(Image: Marc Gascoigne Photography)
Conductor: Martyn Brabbins
Soloist: Tim De Maeseneer
Royal College of Music
London
Saturday 9th August
Although the musical vistas for this concert stretched far and wide, you suspect it also had a focus on a much closer horizon.
With the 2025 Proms in full flow a stone’s throw away at the Royal Albert Hall, Martyn Brabbins gave an eloquent poke in the ribs reminder to Radio 3 supremo Sam Jackson and his BBC apparatchiks of just what this particular ensemble could bring to the annual celebration of musical excellence.
A show of support came not only with a packed hall of family and friends, but also an impressive line-up of composers, some of whom having showcased their Proms talents in recent years, including Gavin Higgins, Sir Karl Jenkins, John Pickard, Martin Ellerby and Richard Blackford, whose new work ‘Orbital’ could well be the catalyst that pricks the future interest of the Proms fixers.
Serious inclinations
They in turn will have been heartened by the quality of the four new works by emerging writers that Brabbins generously included in a programme of serious musical inclinations. So too Herbert Howells (whose portrait adorned one of the walls), as the concert opened with the majestic intricacies of ‘Pageantry’. Arguably the most complete ‘test-piece’ work for the medium its substance was admirably broached by the ensemble and soloists.

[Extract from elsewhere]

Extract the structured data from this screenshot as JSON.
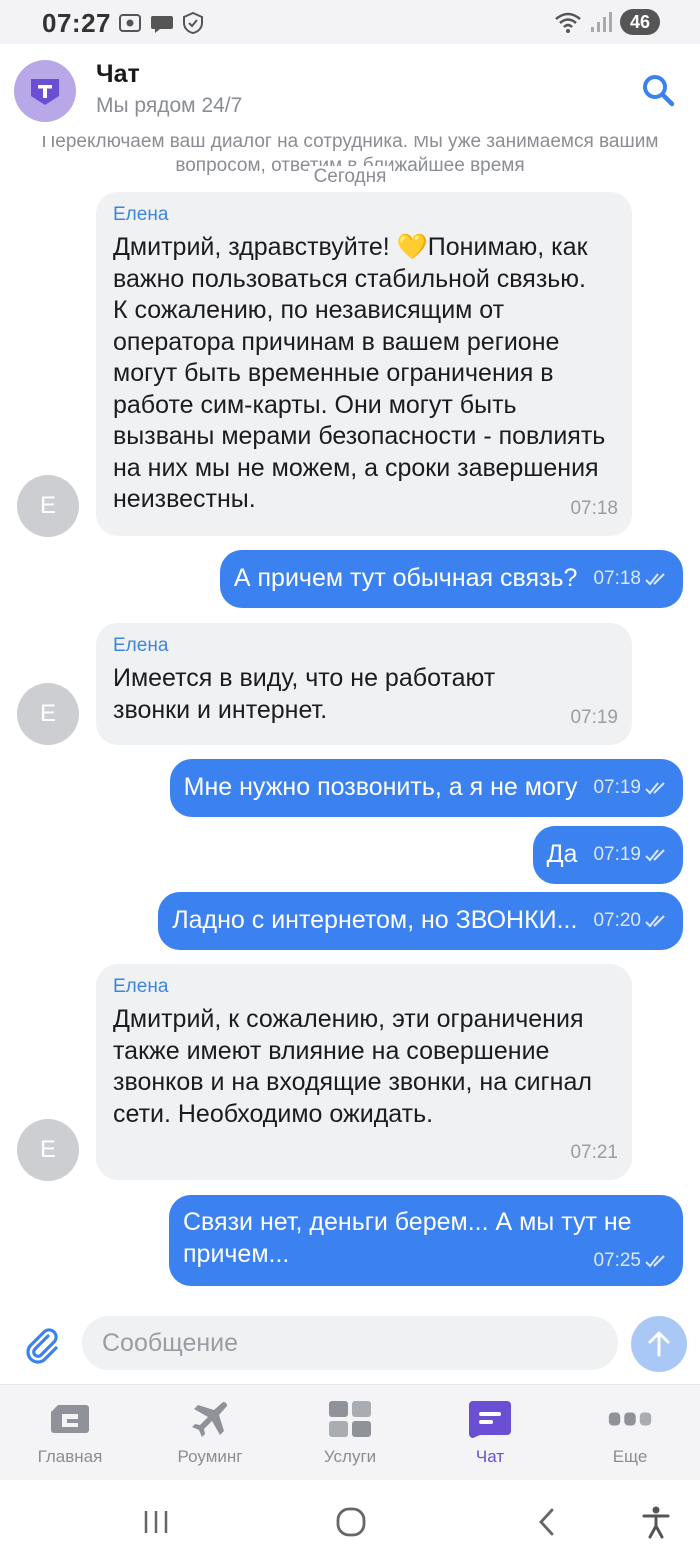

They in turn will have been heartened by the quality of the four new works by emerging writers that Brabbins generously included in a programme of serious musical inclinations.

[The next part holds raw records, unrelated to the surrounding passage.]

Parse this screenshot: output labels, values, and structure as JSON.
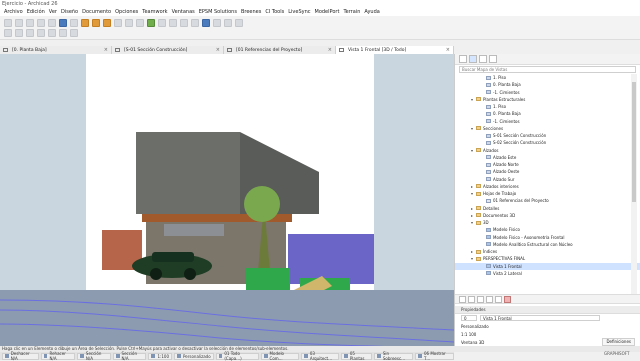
{
  "app": {
    "title": "Ejercicio - Archicad 26",
    "menu": [
      "Archivo",
      "Edición",
      "Ver",
      "Diseño",
      "Documento",
      "Opciones",
      "Teamwork",
      "Ventanas",
      "EPSM Solutions",
      "Breenes",
      "CI Tools",
      "LiveSync",
      "ModelPort",
      "Terrain",
      "Ayuda"
    ]
  },
  "tabs": [
    {
      "label": "[0. Planta Baja]",
      "active": false
    },
    {
      "label": "[S-01 Sección Construcción]",
      "active": false
    },
    {
      "label": "[01 Referencias del Proyecto]",
      "active": false
    },
    {
      "label": "Vista 1 Frontal [3D / Todo]",
      "active": true
    }
  ],
  "panel": {
    "search_placeholder": "Buscar Mapa de Vistas",
    "tree": [
      {
        "label": "1. Piso",
        "indent": 2,
        "icon": "view"
      },
      {
        "label": "0. Planta Baja",
        "indent": 2,
        "icon": "view"
      },
      {
        "label": "-1. Cimientos",
        "indent": 2,
        "icon": "view"
      },
      {
        "label": "Plantas Estructurales",
        "indent": 1,
        "icon": "folder",
        "caret": "▾"
      },
      {
        "label": "1. Piso",
        "indent": 2,
        "icon": "view"
      },
      {
        "label": "0. Planta Baja",
        "indent": 2,
        "icon": "view"
      },
      {
        "label": "-1. Cimientos",
        "indent": 2,
        "icon": "view"
      },
      {
        "label": "Secciones",
        "indent": 1,
        "icon": "folder",
        "caret": "▾"
      },
      {
        "label": "S-01 Sección Construcción",
        "indent": 2,
        "icon": "view"
      },
      {
        "label": "S-02 Sección Construcción",
        "indent": 2,
        "icon": "view"
      },
      {
        "label": "Alzados",
        "indent": 1,
        "icon": "folder",
        "caret": "▾"
      },
      {
        "label": "Alzado Este",
        "indent": 2,
        "icon": "view"
      },
      {
        "label": "Alzado Norte",
        "indent": 2,
        "icon": "view"
      },
      {
        "label": "Alzado Oeste",
        "indent": 2,
        "icon": "view"
      },
      {
        "label": "Alzado Sur",
        "indent": 2,
        "icon": "view"
      },
      {
        "label": "Alzados interiores",
        "indent": 1,
        "icon": "folder",
        "caret": "▸"
      },
      {
        "label": "Hojas de Trabajo",
        "indent": 1,
        "icon": "folder",
        "caret": "▾"
      },
      {
        "label": "01 Referencias del Proyecto",
        "indent": 2,
        "icon": "sheet"
      },
      {
        "label": "Detalles",
        "indent": 1,
        "icon": "folder",
        "caret": "▸"
      },
      {
        "label": "Documentos 3D",
        "indent": 1,
        "icon": "folder",
        "caret": "▸"
      },
      {
        "label": "3D",
        "indent": 1,
        "icon": "folder",
        "caret": "▾"
      },
      {
        "label": "Modelo Físico",
        "indent": 2,
        "icon": "view3d"
      },
      {
        "label": "Modelo Físico - Axonometría Frontal",
        "indent": 2,
        "icon": "view3d"
      },
      {
        "label": "Modelo Analítico Estructural con Núcleo",
        "indent": 2,
        "icon": "view3d"
      },
      {
        "label": "Índices",
        "indent": 1,
        "icon": "folder",
        "caret": "▸"
      },
      {
        "label": "PERSPECTIVAS FINAL",
        "indent": 1,
        "icon": "folder",
        "caret": "▾"
      },
      {
        "label": "Vista 1 Frontal",
        "indent": 2,
        "icon": "view3d",
        "selected": true
      },
      {
        "label": "Vista 2 Lateral",
        "indent": 2,
        "icon": "view3d"
      }
    ],
    "properties_header": "Propiedades",
    "properties": {
      "id_value": "0",
      "name_value": "Vista 1 Frontal",
      "layer": "Personalizado",
      "scale": "1:1 100",
      "settings_btn": "Definiciones",
      "window_label": "Ventana 3D"
    }
  },
  "status_text": "Haga clic en un Elemento o dibuje un Área de Selección. Pulse Ctrl+Mayús para activar o desactivar la selección de elementos/sub-elementos.",
  "bottom_bar": [
    "Deshacer N/A",
    "Rehacer N/A",
    "Sección N/A",
    "Sección N/A",
    "1:100",
    "Personalizado",
    "01 Todo (Capa…)",
    "Modelo Com…",
    "03 Arquitect…",
    "05 Plantas",
    "Sin Sobreesc…",
    "06 Mostrar T…"
  ],
  "brand": "GRAPHISOFT",
  "colors": {
    "sky_side": "#c9d6df",
    "ground": "#8d9bb0",
    "concrete": "#6c6e6a",
    "stone_wall": "#7b756a",
    "purple_panel": "#6c65c8",
    "car": "#1f3d25",
    "vegetation": "#2fa84c"
  }
}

The more intimate reflections of Edmund Rubbra’s ‘Variations on The Shining River’ proved more difficult to carry off given the 91 performers and the lively acoustic. Its romantic title is nothing but an illusion, the work itself a remarkable variation exposition based on a fragmentary line of a piano teaching piece. The variants though were finely judged, the complex solo lines in particular, played with artistic maturity.
Here and now
The link between past, present and future was carefully balanced by the MD throughout; Daniel Hall’s ‘Shapeshifter’, a very ‘here and now’ exploration of complex youthful experiences and emotions – bold and resilient on one hand, fragile and introspective on another as it weaved its path of emerging and evolving identity and acceptance. The underlying message as well as the music was splendidly understood by the performers.
So too the trio of cameo works provided by the NYBBGB Young Composer Competition winners, each different in structure and modulation, tempo and feel.

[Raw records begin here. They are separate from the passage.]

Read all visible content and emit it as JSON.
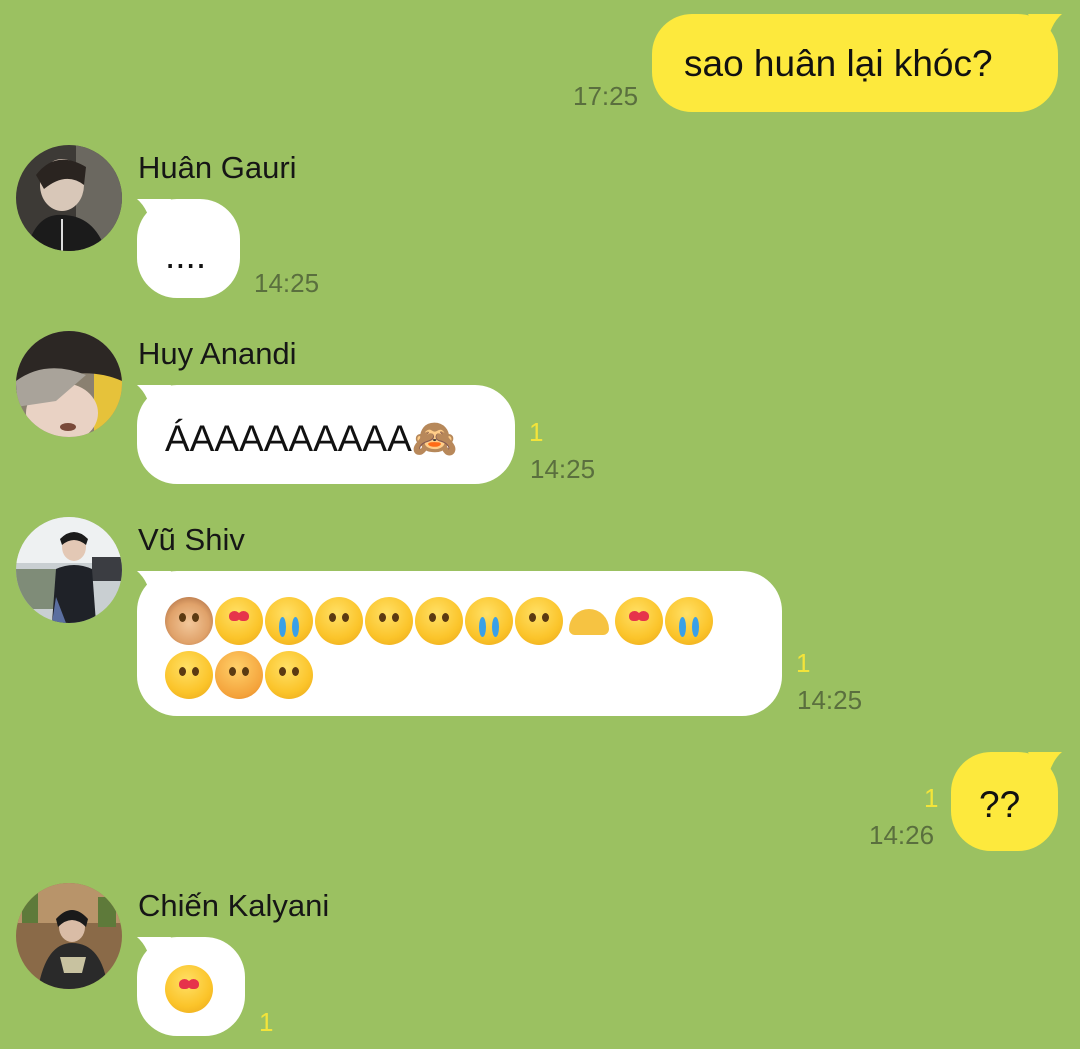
{
  "messages": [
    {
      "id": "m1",
      "direction": "out",
      "text": "sao huân lại khóc?",
      "time": "17:25"
    },
    {
      "id": "m2",
      "direction": "in",
      "sender": "Huân Gauri",
      "text": "....",
      "time": "14:25"
    },
    {
      "id": "m3",
      "direction": "in",
      "sender": "Huy Anandi",
      "text": "ÁAAAAAAAAA🙈",
      "unread": "1",
      "time": "14:25"
    },
    {
      "id": "m4",
      "direction": "in",
      "sender": "Vũ Shiv",
      "emojis_row1": [
        "🙈",
        "😍",
        "😭",
        "😃",
        "😇",
        "🤨",
        "🥲",
        "😌",
        "🫶",
        "😍",
        "😢"
      ],
      "emojis_row2": [
        "🥺",
        "😠",
        "😮‍💨"
      ],
      "unread": "1",
      "time": "14:25"
    },
    {
      "id": "m5",
      "direction": "out",
      "text": "??",
      "unread": "1",
      "time": "14:26"
    },
    {
      "id": "m6",
      "direction": "in",
      "sender": "Chiến Kalyani",
      "text": "🥰",
      "unread": "1"
    }
  ],
  "colors": {
    "background": "#9bc161",
    "incoming_bubble": "#ffffff",
    "outgoing_bubble": "#fde93d",
    "unread_count": "#f3e43a",
    "timestamp": "#5a6f3e"
  }
}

Will Everitt’s ‘Variations on an Enclosure’ was a compact academic exercise brought off with mature elan in its inventive explorations. The bucolic canvas of ‘Betws-y-Coed’ by Nina Martin brought a darkened beauty out of a tender landscape, whilst Samuel Thackray’s ‘Nocturnal Dances’ mixed mischief with mystery – like hearing an urban fox enjoying a rummage through the human detritus of the night.
Will Everitt’s ‘Variations on an Enclosure’ was a compact academic exercise brought off with mature elan in its inventive explorations. The bucolic canvas of ‘Betws-y-Coed’ by Nina Martin brought a darkened beauty out of a tender landscape, whilst Samuel Thackray’s ‘Nocturnal Dances’ mixed mischief with mystery – like hearing an urban fox enjoying a rummage through the human detritus of the night.
Olympian presence
In between came the supreme talents of Belgian horn star Tim De Maesenner. His Olympian presence in Edward Gregson’s ‘Three Gods’ concerto brought Zeus, Hermes and Apollo to life – in turn capricious and omnipotent, fleet and waspish and finally triumphant and virtuous.
He really is up there with the tenor horn playing immortals, the rendition of ‘Danse Foculi’ an exotic display of fiery virtuosity.
Pertinant tribute
The very pertinant tribute to Elgar Howarth (a former President of the NYBBGB) came with ‘Baba Yaga’ and ‘The Great Gate of Kiev’ – part of his masterful arrangement of Mussorgsky’s ‘Pictures at an Exhibition’ that he created in full for the Philip Jones Brass Ensmeble. (The encore was his tongue in cheek ‘Hogarth’s Hoe-down’).
Martyn Brabbins brought a timely reminder to the powers that be that they should consider finding a space for us over the road again in the near future.
Almost 50 years to the day since he led Grimethorpe and Black Dyke at a Proms that also showcased brass band playing old and new (Bliss and Ireland against Gerhard and Henze), Martyn Brabbins brought a timely reminder to the powers that be that they should consider finding a space for us over the road again in the near future.